The sink connector requires knowledge of schemas, so you should use a suitable converter e.g. the Avro converter that comes with the schema registry, or the JSON converter with schemas enabled.

So if your data is JSON you would have the following configuration:

[...]
"value.converter": "org.apache.kafka.connect.json.JsonConverter",
"value.converter.schemas.enable": "true",
[...]

The error you see in the second instance is pertinent -- JsonConverter with schemas.enable requires "schema" and "payload" fields - the JSON you share does not meet this required format.

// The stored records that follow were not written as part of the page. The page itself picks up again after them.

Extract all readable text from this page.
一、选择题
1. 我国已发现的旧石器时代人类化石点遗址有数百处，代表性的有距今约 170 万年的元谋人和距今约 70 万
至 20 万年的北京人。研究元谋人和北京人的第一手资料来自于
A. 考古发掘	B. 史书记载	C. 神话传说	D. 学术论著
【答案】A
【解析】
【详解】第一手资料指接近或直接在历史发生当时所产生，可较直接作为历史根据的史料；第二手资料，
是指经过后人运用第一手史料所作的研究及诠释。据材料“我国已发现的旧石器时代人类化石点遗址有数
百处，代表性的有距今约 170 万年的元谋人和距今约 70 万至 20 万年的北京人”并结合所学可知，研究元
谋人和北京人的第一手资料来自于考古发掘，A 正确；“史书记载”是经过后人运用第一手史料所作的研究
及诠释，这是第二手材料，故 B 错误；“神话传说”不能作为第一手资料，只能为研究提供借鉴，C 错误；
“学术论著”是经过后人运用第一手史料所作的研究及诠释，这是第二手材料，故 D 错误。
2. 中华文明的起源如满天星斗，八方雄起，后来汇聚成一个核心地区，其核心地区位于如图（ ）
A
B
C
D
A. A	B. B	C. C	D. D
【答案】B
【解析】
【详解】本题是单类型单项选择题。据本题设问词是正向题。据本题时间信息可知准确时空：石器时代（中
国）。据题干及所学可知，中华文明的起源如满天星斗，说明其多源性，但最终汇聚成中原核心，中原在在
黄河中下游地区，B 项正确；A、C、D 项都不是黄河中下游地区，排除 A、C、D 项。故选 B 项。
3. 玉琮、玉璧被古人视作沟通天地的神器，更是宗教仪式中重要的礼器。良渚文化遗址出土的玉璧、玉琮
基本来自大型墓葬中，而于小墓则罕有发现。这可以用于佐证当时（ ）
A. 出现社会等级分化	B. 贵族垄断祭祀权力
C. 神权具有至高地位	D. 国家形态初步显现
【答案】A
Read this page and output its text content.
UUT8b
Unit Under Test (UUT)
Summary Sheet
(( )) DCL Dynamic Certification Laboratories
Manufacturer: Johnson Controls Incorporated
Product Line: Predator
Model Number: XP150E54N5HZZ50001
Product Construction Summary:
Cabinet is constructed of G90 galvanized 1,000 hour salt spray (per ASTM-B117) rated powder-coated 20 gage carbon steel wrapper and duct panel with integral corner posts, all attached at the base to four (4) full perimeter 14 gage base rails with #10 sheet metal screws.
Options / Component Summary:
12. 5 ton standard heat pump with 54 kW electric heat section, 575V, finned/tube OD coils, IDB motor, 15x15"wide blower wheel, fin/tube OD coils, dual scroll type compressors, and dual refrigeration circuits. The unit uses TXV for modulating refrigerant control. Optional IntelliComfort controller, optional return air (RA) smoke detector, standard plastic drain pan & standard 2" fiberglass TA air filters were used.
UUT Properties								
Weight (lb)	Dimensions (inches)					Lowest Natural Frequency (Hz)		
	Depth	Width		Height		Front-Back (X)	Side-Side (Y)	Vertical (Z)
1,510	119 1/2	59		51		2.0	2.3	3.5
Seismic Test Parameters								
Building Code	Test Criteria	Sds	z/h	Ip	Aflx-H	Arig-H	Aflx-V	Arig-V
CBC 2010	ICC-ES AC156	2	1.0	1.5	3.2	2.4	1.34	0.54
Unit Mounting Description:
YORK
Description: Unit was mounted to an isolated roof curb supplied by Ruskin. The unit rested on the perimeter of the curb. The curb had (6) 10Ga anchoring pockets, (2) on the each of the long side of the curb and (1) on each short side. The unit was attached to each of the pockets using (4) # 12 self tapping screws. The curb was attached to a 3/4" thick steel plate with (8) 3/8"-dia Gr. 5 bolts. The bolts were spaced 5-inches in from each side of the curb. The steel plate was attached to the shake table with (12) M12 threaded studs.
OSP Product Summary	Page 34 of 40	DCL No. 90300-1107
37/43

Here's a simple example of a valid JSON message with schema and payload :

{
    "schema": {
        "type": "struct",
        "fields": [{
            "type": "int32",
            "optional": true,
            "field": "c1"
        }, {
            "type": "string",
            "optional": true,
            "field": "c2"
        }, {
            "type": "int64",
            "optional": false,
            "name": "org.apache.kafka.connect.data.Timestamp",
            "version": 1,
            "field": "create_ts"
        }, {
            "type": "int64",
            "optional": false,
            "name": "org.apache.kafka.connect.data.Timestamp",
            "version": 1,
            "field": "update_ts"
        }],
        "optional": false,
        "name": "foobar"
    },
    "payload": {
        "c1": 10000,
        "c2": "bar",
        "create_ts": 1501834166000,
        "update_ts": 1501834166000
    }
}

What's your source for the data that you're trying to land to Oracle? If it's Kafka Connect inbound then you simply use the same converter configuration (Avro + Confluent Schema Registry) would be easier and more efficient. If it's a custom application, you'll need to get it to either (a) use the Confluent Avro serialiser or (b) write the JSON in the required format above, providing the schema of the payload inline with the message.